Five students were among those killed in crash on October 6.
A day after a bus accident took the lives of nine including five students, the Kerala High Court on Friday batted for a change in the "road culture". The nine were killed and over 40 others injured on Wednesday after a private tourist bus hit the rear-end of a government bus.
The government told the court that the Motor Vehicles Department had sent two alerts to the mobile phone of the owner with regard to speeding. "This bus was blacklisted for five offences," the Transport Commissioner told the court.

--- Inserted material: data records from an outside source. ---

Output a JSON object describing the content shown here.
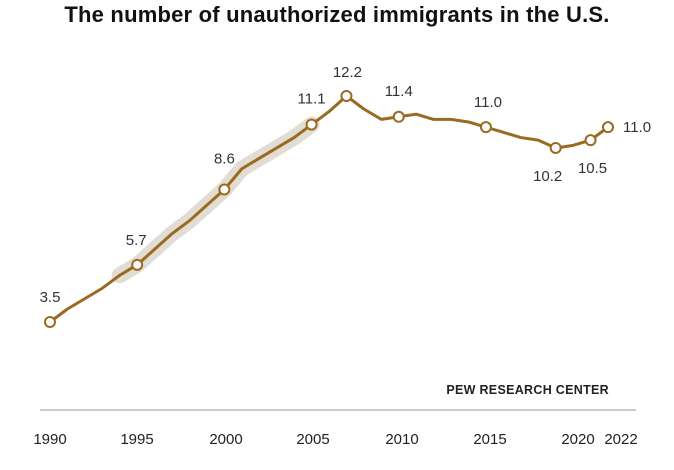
{
  "chart_data": {
    "type": "line",
    "title": "The number of unauthorized immigrants in the U.S.",
    "source": "PEW RESEARCH CENTER",
    "xlabel": "",
    "ylabel": "",
    "x_ticks": [
      "1990",
      "1995",
      "2000",
      "2005",
      "2010",
      "2015",
      "2020",
      "2022"
    ],
    "grid": false,
    "series": [
      {
        "x": [
          1990,
          1991,
          1992,
          1993,
          1994,
          1995,
          1996,
          1997,
          1998,
          1999,
          2000,
          2001,
          2002,
          2003,
          2004,
          2005,
          2006,
          2007,
          2008,
          2009,
          2010,
          2011,
          2012,
          2013,
          2014,
          2015,
          2016,
          2017,
          2018,
          2019,
          2020,
          2021,
          2022
        ],
        "values": [
          3.5,
          4.0,
          4.4,
          4.8,
          5.3,
          5.7,
          6.3,
          6.9,
          7.4,
          8.0,
          8.6,
          9.4,
          9.8,
          10.2,
          10.6,
          11.1,
          11.6,
          12.2,
          11.7,
          11.3,
          11.4,
          11.5,
          11.3,
          11.3,
          11.2,
          11.0,
          10.8,
          10.6,
          10.5,
          10.2,
          10.3,
          10.5,
          11.0
        ],
        "labeled_points": [
          {
            "x": 1990,
            "label": "3.5"
          },
          {
            "x": 1995,
            "label": "5.7"
          },
          {
            "x": 2000,
            "label": "8.6"
          },
          {
            "x": 2005,
            "label": "11.1"
          },
          {
            "x": 2007,
            "label": "12.2"
          },
          {
            "x": 2010,
            "label": "11.4"
          },
          {
            "x": 2015,
            "label": "11.0"
          },
          {
            "x": 2019,
            "label": "10.2"
          },
          {
            "x": 2021,
            "label": "10.5"
          },
          {
            "x": 2022,
            "label": "11.0"
          }
        ],
        "color": "#9b6a22",
        "band_color": "#e2ddd2"
      }
    ],
    "ylim": [
      0,
      12.5
    ],
    "xlim": [
      1990,
      2022
    ]
  }
}
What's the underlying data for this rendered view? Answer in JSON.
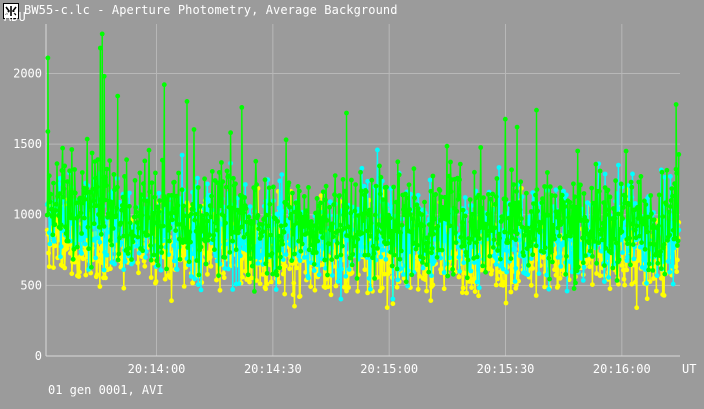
{
  "window": {
    "title": "BW55-c.lc - Aperture Photometry, Average Background"
  },
  "footer": {
    "text": "01 gen 0001, AVI"
  },
  "chart_data": {
    "type": "line",
    "title": "",
    "ylabel": "ADU",
    "xlabel": "UT",
    "y_ticks": [
      0,
      500,
      1000,
      1500,
      2000
    ],
    "x_ticks": [
      "20:14:00",
      "20:14:30",
      "20:15:00",
      "20:15:30",
      "20:16:00"
    ],
    "x_tick_seconds": [
      0,
      30,
      60,
      90,
      120
    ],
    "xlim_seconds": [
      -28.5,
      135
    ],
    "ylim": [
      0,
      2350
    ],
    "grid": true,
    "legend": "none",
    "series": [
      {
        "color": "#ffff00",
        "min": 230,
        "max": 1380,
        "mean": 720,
        "spread": 380,
        "spikes": []
      },
      {
        "color": "#00ffff",
        "min": 180,
        "max": 1850,
        "mean": 860,
        "spread": 450,
        "spikes": []
      },
      {
        "color": "#00ff00",
        "min": 220,
        "max": 2280,
        "mean": 960,
        "spread": 500,
        "spikes": [
          {
            "t": -28,
            "v": 2110
          },
          {
            "t": -14,
            "v": 2280
          },
          {
            "t": -14.5,
            "v": 2180
          },
          {
            "t": -13.5,
            "v": 1980
          },
          {
            "t": -10,
            "v": 1840
          },
          {
            "t": 2,
            "v": 1920
          },
          {
            "t": 22,
            "v": 1760
          },
          {
            "t": 49,
            "v": 1720
          },
          {
            "t": 93,
            "v": 1620
          },
          {
            "t": 98,
            "v": 1740
          },
          {
            "t": 134,
            "v": 1780
          }
        ]
      }
    ]
  }
}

He said there are GPS systems for the public carriages and out of the around 8.35 lakh vehicles, only 2.5 lakh have installed it.
Justice Devan Ramachandran, who had intervened in the matter had sought a report from the police and the Motor Vehicles Department, today said it was "heartbreaking" to listen to the news of the accident.

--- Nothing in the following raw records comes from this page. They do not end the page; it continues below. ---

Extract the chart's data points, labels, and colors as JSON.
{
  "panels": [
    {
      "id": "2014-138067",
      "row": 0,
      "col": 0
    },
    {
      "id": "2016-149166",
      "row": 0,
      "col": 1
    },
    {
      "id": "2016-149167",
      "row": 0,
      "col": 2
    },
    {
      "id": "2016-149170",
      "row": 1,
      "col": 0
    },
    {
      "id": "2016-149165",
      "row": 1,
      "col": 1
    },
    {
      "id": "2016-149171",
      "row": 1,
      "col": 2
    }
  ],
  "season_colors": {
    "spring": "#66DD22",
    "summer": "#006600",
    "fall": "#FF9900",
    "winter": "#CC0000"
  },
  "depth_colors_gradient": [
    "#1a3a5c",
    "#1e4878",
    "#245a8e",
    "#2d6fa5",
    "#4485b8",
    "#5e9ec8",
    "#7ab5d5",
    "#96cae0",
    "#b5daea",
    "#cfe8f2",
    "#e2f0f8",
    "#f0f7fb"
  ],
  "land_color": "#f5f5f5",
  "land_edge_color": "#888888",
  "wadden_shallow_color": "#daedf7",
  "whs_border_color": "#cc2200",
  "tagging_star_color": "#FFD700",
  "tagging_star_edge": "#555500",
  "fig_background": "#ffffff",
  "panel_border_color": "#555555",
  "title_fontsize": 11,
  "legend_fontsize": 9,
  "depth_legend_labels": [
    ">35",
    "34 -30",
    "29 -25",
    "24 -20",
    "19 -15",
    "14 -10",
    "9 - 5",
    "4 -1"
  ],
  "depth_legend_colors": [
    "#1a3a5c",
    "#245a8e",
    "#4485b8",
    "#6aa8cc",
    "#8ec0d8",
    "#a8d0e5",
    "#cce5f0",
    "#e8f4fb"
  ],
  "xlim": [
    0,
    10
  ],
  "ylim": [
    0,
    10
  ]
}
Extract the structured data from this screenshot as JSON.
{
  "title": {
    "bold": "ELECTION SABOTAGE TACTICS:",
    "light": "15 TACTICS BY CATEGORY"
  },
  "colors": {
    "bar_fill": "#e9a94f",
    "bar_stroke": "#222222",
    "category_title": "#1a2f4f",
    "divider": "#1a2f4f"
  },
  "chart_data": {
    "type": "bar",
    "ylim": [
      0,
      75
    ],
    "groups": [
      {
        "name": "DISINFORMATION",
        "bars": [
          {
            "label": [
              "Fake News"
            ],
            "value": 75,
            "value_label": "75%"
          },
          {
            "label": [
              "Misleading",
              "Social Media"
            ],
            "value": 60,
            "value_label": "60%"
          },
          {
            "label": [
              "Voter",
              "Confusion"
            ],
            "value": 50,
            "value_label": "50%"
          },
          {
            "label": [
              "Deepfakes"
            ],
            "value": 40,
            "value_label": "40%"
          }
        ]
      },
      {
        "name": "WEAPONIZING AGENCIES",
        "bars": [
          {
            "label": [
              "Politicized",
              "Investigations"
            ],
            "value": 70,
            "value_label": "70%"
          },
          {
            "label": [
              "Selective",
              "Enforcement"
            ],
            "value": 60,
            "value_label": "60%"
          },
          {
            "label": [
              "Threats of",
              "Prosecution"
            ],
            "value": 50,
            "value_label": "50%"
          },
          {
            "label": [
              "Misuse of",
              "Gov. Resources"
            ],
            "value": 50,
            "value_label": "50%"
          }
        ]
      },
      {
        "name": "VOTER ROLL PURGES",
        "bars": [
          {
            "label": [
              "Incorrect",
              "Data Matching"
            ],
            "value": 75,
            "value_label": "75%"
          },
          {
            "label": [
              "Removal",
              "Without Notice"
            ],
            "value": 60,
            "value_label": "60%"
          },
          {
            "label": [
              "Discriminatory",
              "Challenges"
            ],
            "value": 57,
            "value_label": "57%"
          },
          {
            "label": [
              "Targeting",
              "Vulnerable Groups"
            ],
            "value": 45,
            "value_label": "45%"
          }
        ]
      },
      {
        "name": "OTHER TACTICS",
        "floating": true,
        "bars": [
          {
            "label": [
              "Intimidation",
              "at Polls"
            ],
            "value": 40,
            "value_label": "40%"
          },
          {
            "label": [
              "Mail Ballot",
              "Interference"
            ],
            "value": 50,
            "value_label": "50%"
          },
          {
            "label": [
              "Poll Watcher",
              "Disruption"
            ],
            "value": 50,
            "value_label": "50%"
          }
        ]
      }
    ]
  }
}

State Transport Commissioner S Sreejith, who is also the State Road Safety Commissioner, appeared before the court and submitted the various aspects and issues faced by the respective departments.

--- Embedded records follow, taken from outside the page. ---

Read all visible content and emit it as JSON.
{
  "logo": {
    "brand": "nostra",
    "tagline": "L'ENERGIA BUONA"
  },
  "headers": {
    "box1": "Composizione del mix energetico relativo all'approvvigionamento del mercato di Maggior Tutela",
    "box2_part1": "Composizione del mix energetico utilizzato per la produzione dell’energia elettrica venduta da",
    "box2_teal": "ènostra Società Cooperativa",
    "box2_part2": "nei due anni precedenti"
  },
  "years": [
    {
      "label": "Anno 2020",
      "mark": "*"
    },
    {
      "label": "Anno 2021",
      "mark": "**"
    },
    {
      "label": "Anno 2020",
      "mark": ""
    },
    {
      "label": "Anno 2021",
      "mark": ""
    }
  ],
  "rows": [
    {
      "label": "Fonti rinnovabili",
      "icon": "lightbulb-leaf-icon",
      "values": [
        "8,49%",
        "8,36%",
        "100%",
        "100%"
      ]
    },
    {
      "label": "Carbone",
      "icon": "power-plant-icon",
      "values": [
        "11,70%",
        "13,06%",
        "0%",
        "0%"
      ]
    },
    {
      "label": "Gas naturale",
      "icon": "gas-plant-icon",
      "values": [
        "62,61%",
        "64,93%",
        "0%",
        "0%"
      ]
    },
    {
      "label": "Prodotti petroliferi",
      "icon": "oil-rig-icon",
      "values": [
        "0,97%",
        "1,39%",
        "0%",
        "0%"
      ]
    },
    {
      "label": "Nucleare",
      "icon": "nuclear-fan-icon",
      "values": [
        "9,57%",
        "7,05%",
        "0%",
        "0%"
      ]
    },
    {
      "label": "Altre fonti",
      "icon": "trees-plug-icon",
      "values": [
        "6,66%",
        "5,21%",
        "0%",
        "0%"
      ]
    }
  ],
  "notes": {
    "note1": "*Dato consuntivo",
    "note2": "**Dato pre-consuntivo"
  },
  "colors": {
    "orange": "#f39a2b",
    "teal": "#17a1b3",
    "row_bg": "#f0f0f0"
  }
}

The court noted that even though the Motor Vehicles Department (MVD) was booking a large number of violations every day, it was not resulting in any tangible results on the streets. "It does not seem to create a tangible result on the streets because presumably even the offenders continue to do so being aware or being under the presumption that the consequences are trifle," the court said.
Justice Ramachandran asked the Transport Commissioner to take stern action through the MVD officers by sending a strict message to all the drivers in the State that "recklessness and carelessness will not be tolerated and they will be accountable to the law".
"The road culture that we are now used to certainly has to change and this may have to be done through a clarion call to be done by the authorities who are vested with the powers... that recklessness on the wheel and the proclivity to violate the law will never be tolerated and will be dealt with the highest order of the law...," the court said.
The Transport Commissioner said district-wise toll-free numbers were already active to report the traffic violations and told the court that a Statewide toll-free number can be set up for reporting the traffic violations.
"An accident of this nature should never happen again and for this action is pre-requisite and not merely excuses or explanations," the court said.
Various members of the bar also recounted their experiences in the city and the highway about their encounter with the recklessness of the drivers handling transport and and contract carriers.
Justice Ramachandran mentioned the reckless driving of the private bus drivers across the State.
The court posted the matter for further hearing on October 28 and instructed the Transport Commissioner to submit the suggestions to make the roads and the streets safe.
The court asked the Transport Commissioner also to ensure that lane discipline was enforced.
"Lane discipline should be ensured and the left track should be kept for the heavy vehicles. On single-lane roads, the MVD should ensure that drivers are not reckless," the court said.
He submitted also before the court that 726 Artificial Intelligence cameras would soon start functioning across the State to catch the traffic offenders. He said to monitor the 1.67 crore vehicles in the State, there are only 368 MVD officers.
On Wednesday, the tourist vehicle was driven at a high speed, over 97 km per hour, and the accident happened while the driver attempted to overtake a car, State Transport Minister Antony Raju had said yesterday.
According to police, of the five students, who died, three were girls. All the deceased were aged between 15 and 17 years. More than 40 people were injured in the accident that occurred at Vadakkencherry in Palakkad district.